Dos de estas personas fueron Raúl y Alejandro. Cierta noche, estos dos amigos detuvieron su auto en la esquina de Sarmiento y Salguero, sin saber que allí presenciarían algo que los marcaría para siempre. Aquella era una noche fría y extraña, o al menos ese aspecto le brindaba el manto de neblina que cubría el suelo y que, un poco más difuso, flotaba en el aire. El auto, manejado por Alejandro, llegó por la calle Salguero hasta detenerse en el cruce con Sarmiento, justo frente al semáforo. Raúl y Alejandro, este último sin sacar las manos del volante, esperaron pacientemente a que la luz verde les diera paso. Estaban completamente solos. El suyo era el único vehículo en aquella esquina y en la calle; ni siquiera en la plaza que se adivinaba más allá, se veía un alma. La extrañeza de aquella noche fue exacerbada por el hecho de que la luz roja parecía permanecer más de lo debido. Y no era que no funcionara el semáforo, ellos lo habían visto pasar de amarillo a rojo cuando llegaban a la esquina. Era como si, por alguna razón desconocida, el tiempo se hubiera detenido. A Raúl, esto lo empezó a incomodar. Presentía que algo estaba por ocurrir, algo para lo que ni ellos, ni nadie, estaban preparados.
El semáforo seguía en rojo. Dentro del auto era todo silencio, los amigos no se animaban ni siquiera a hablar. El exterior parecía congelado, inmóvil, salvo por la neblina que divagaba lentamente. Raúl, ganado por los nervios, observó a Alejandro, como si en el semblante de su amigo encontrara una explicación; luego, miró por el parabrisas y, finalmente, dirigió su vista a través del vidrio cerrado de su ventanilla. Lo que Raúl contempló, de repente, ahí afuera, a centímetros de él, estuvo a punto de provocarle un colapso. Casi pegado al cristal, observándolo fijamente con una mirada que no era de este mundo, había un joven, o lo que había sido un joven, con el rostro totalmente destrozado. Y lo peor eran sus ojos. Esos dos globos oculares desteñidos, vidriosos, como los de un muerto que los estudiaba a ellos y al interior del auto, como buscando algo allí adentro.
Si bien ambos muchachos estaban paralizados por el terror, Alejandro consiguió, por un instante, apartar la mirada de aquella pesadilla, tomar la palanca de cambios, poner primera, y dejar aquella esquina a toda velocidad. Manejaron durante horas sin rumbo alguno, como buscando el camino que los devolviera a la cordura, a la normalidad, el camino que los ayudara a olvidar aquel horroroso rostro.

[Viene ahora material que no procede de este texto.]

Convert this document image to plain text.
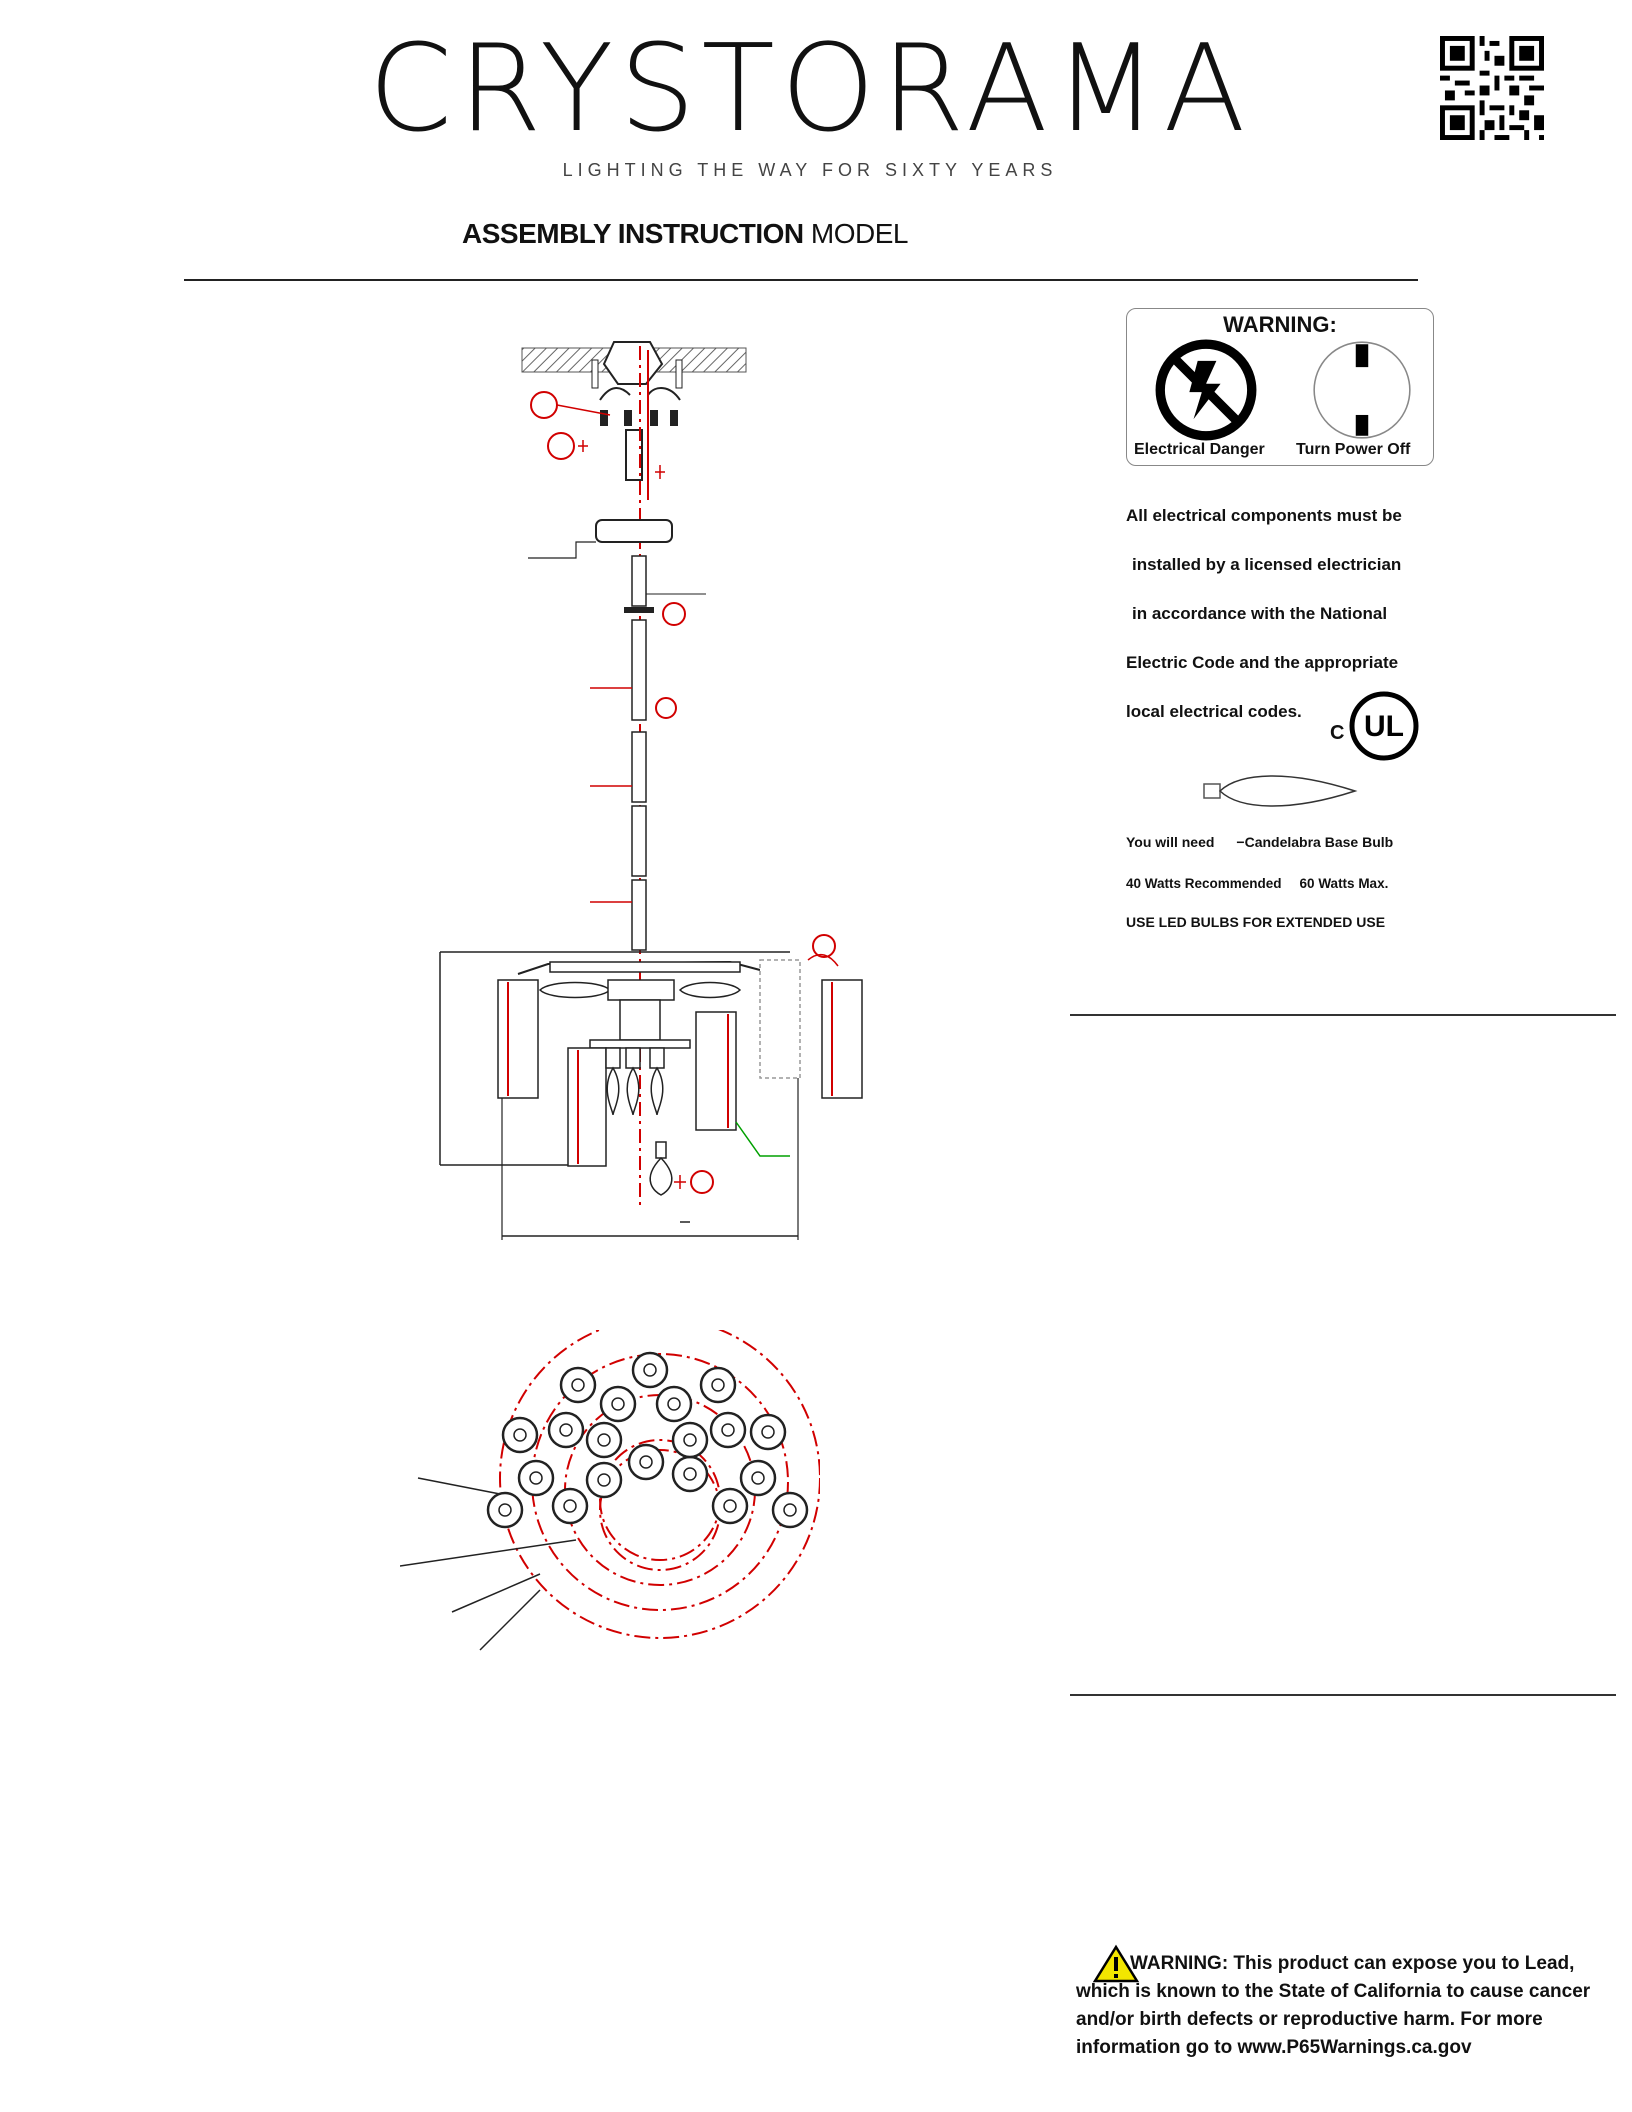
CRYSTORAMA
LIGHTING THE WAY FOR SIXTY YEARS
ASSEMBLY INSTRUCTION MODEL
WARNING:
Electrical Danger Turn Power Off
All electrical components must be
installed by a licensed electrician
in accordance with the National
Electric Code and the appropriate
local electrical codes.
C UL
You will need −Candelabra Base Bulb
40 Watts Recommended 60 Watts Max.
USE LED BULBS FOR EXTENDED USE
WARNING: This product can expose you to Lead,
which is known to the State of California to cause cancer
and/or birth defects or reproductive harm. For more
information go to www.P65Warnings.ca.gov
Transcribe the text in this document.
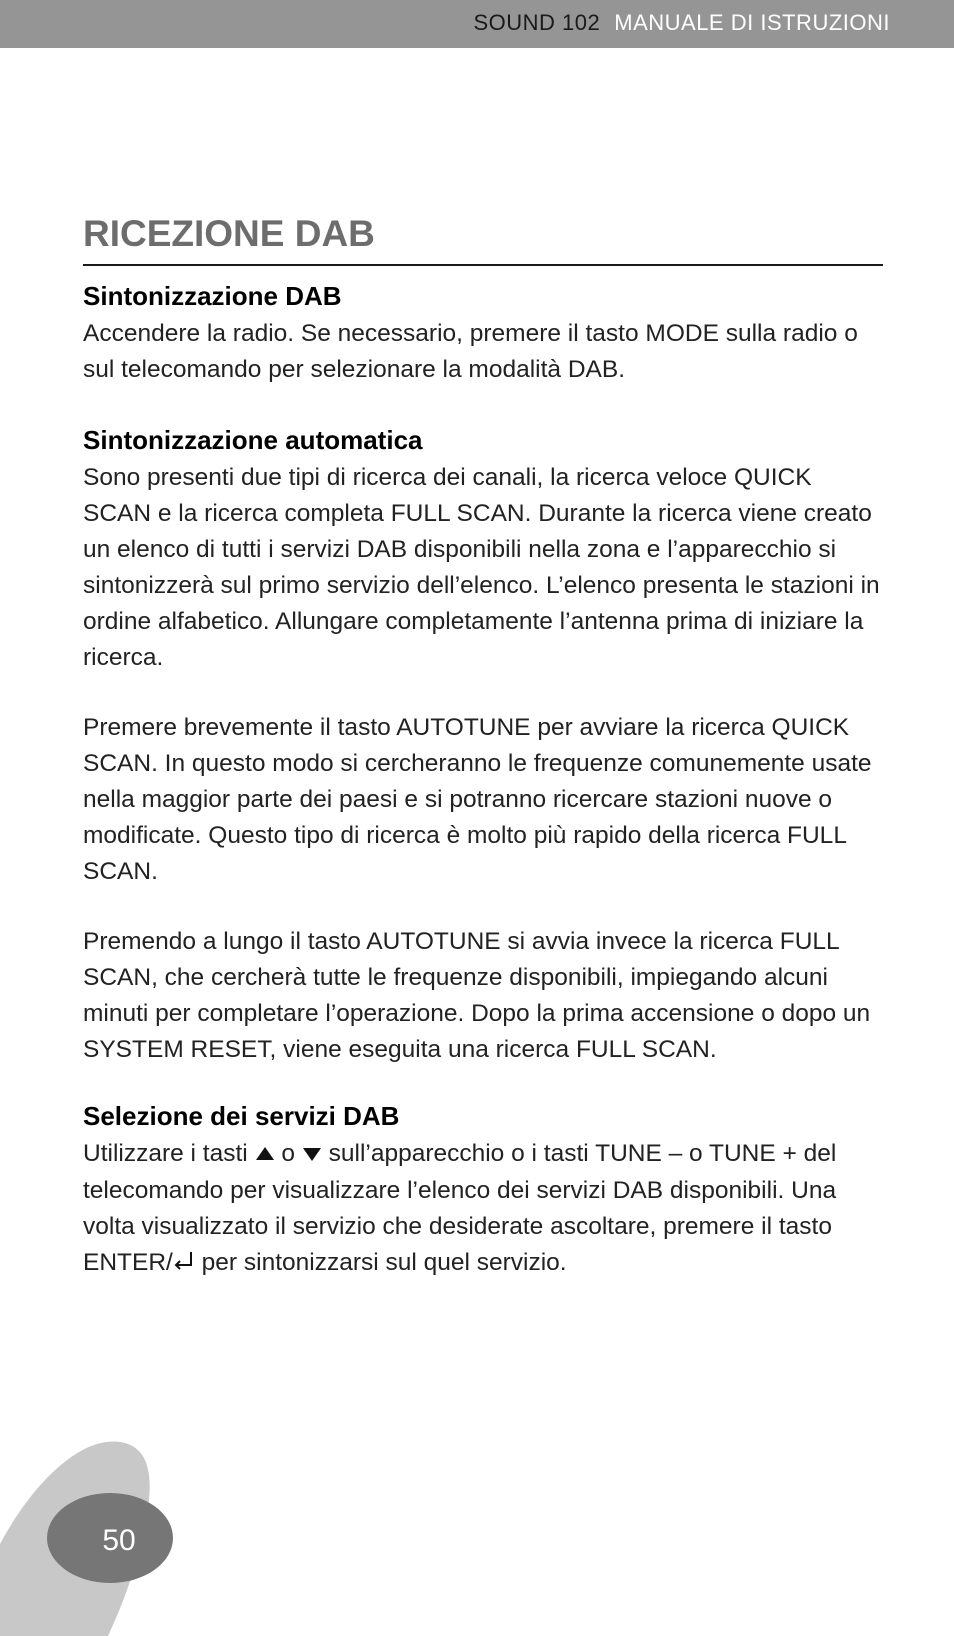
SOUND 102 MANUALE DI ISTRUZIONI
RICEZIONE DAB
Sintonizzazione DAB

Accendere la radio. Se necessario, premere il tasto MODE sulla radio o sul telecomando per selezionare la modalità DAB.

Sintonizzazione automatica

Sono presenti due tipi di ricerca dei canali, la ricerca veloce QUICK SCAN e la ricerca completa FULL SCAN. Durante la ricerca viene creato un elenco di tutti i servizi DAB disponibili nella zona e l’apparecchio si sintonizzerà sul primo servizio dell’elenco. L’elenco presenta le stazioni in ordine alfabetico. Allungare completamente l’antenna prima di iniziare la ricerca.

Premere brevemente il tasto AUTOTUNE per avviare la ricerca QUICK SCAN. In questo modo si cercheranno le frequenze comunemente usate nella maggior parte dei paesi e si potranno ricercare stazioni nuove o modificate. Questo tipo di ricerca è molto più rapido della ricerca FULL SCAN.

Premendo a lungo il tasto AUTOTUNE si avvia invece la ricerca FULL SCAN, che cercherà tutte le frequenze disponibili, impiegando alcuni minuti per completare l’operazione. Dopo la prima accensione o dopo un SYSTEM RESET, viene eseguita una ricerca FULL SCAN.

Selezione dei servizi DAB

Utilizzare i tasti o sull’apparecchio o i tasti TUNE – o TUNE + del telecomando per visualizzare l’elenco dei servizi DAB disponibili. Una volta visualizzato il servizio che desiderate ascoltare, premere il tasto ENTER/ per sintonizzarsi sul quel servizio.

50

Ni siquiera el paso del tiempo hizo desaparecer del todo el espanto del alma de estos dos amigos. E, incluso, acrecentó la intriga que sentían. Ellos necesitaban una respuesta a la atroz experiencia que habían vivido, por lo que volvieron a Almagro para encontrarla. Una vez allí, los habitantes del barrio les contaron los orígenes de aquel nefasto personaje y su conocida leyenda urbana. Raúl y Alejandro ahora lo sabían. Ellos, como tantos otros, habían visto al espectro de aquel querido mimo, un espectro que se aparece por las noches, en la esquina que lo vio morir, y lo hace en el desastroso estado en el que lo dejó aquel impiadoso automovilista: fracturas expuestas, heridas sangrantes, miembros descoyuntados y cuyos ojos buscan, en el interior de cada auto que se detiene en Sarmiento y Salguero, a su asesino. El mimo, desde el más allá, anhela su venganza.
Raúl y Alejandro jamás volvieron a pasar durante la noche por la esquina de Sarmiento y Salguero. Si bien estos dos amigos saben que no es a ellos a quien busca el mimo, igualmente prefieren no encontrárselo. Mientras tanto, este funesto mimo sigue apareciendo cada noche en esa esquina de Buenos Aires, y no va a descansar hasta encontrar a aquel que lo asesinó. Tal vez, algún día de con él. Será entonces cuando, seguramente, lleve a cabo su acto de venganza, mientras, como silenciosos espectadores, lo observan todo las Voces Anónimas.